In previous studies on indeterminate nodules, denovo cases were typically excluded as the focus was solely on the nodules' outcome. In our study, however, we sought to assess the overall incidence of HCC in these populations. This approach makes our results more applicable, as patients and clinicians are concerned with the overall incidence of HCC, irrespective of whether the tumor originated from previous nodules. Our study has several strengths. These include a relatively large sample size, precise criteria for nodule diagnoses, the use of multiple MRI keywords during patient search to reduce selection bias, a lengthy follow-up period (with the majority of cases being followed up for 3–5 years and almost 25% observed for up to 7.5 years), a diverse patient population in terms of ethnicity at our center, and comprehensive radiological descriptions of the nodules provided by a specialized radiologist. However, the study has some limitations, mainly due to its retrospective design, which introduces potential biases such as observer bias and hidden unmeasured confounders. The data collection process relied on records, occasionally leading to incomplete information. As the field of artificial intelligence (AI) progresses in the realm of medicine, it is imperative that further research be conducted using deep learning AI and incorporating multiomics, such as radiomics and genomics.

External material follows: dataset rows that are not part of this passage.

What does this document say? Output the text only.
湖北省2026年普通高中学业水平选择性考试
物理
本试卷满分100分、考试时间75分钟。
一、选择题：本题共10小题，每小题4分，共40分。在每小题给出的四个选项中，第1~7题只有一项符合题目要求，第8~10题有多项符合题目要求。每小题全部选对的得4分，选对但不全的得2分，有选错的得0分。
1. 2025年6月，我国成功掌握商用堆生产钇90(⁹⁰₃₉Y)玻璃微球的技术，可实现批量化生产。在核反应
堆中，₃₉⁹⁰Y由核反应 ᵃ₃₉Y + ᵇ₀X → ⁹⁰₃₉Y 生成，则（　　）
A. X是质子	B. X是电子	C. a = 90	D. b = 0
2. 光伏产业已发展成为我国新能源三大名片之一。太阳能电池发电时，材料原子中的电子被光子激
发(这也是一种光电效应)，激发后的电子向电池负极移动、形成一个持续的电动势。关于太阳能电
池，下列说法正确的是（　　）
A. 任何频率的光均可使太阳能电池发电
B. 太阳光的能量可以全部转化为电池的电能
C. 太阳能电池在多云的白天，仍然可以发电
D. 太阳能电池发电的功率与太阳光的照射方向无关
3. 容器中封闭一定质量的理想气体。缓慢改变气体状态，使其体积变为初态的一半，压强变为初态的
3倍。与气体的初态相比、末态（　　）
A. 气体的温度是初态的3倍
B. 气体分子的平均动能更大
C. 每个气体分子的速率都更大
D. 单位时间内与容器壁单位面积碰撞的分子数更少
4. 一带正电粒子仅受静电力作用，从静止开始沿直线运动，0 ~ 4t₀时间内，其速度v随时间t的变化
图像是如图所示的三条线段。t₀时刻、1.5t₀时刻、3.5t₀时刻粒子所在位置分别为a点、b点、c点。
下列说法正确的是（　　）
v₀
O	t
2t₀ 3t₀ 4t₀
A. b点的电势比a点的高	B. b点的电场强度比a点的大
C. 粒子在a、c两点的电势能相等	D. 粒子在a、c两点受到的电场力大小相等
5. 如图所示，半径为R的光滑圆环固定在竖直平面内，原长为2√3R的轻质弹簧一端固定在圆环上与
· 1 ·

This will provide a more comprehensive understanding of the disease processes and aid in predicting the risk of HCC transformation from indeterminate liver nodules. Controlled prospective studies should be conducted over an extended period to establish the risk of HCC in patients with indeterminate liver nodules. Additionally, these studies can explore the potential of a carcinogenic microenvironment that may elevate the risk of metachronous HCC outside the nodules. By embracing a comprehensive approach, a more accurate risk assessment and an improved understanding of potential relationships can be achieved.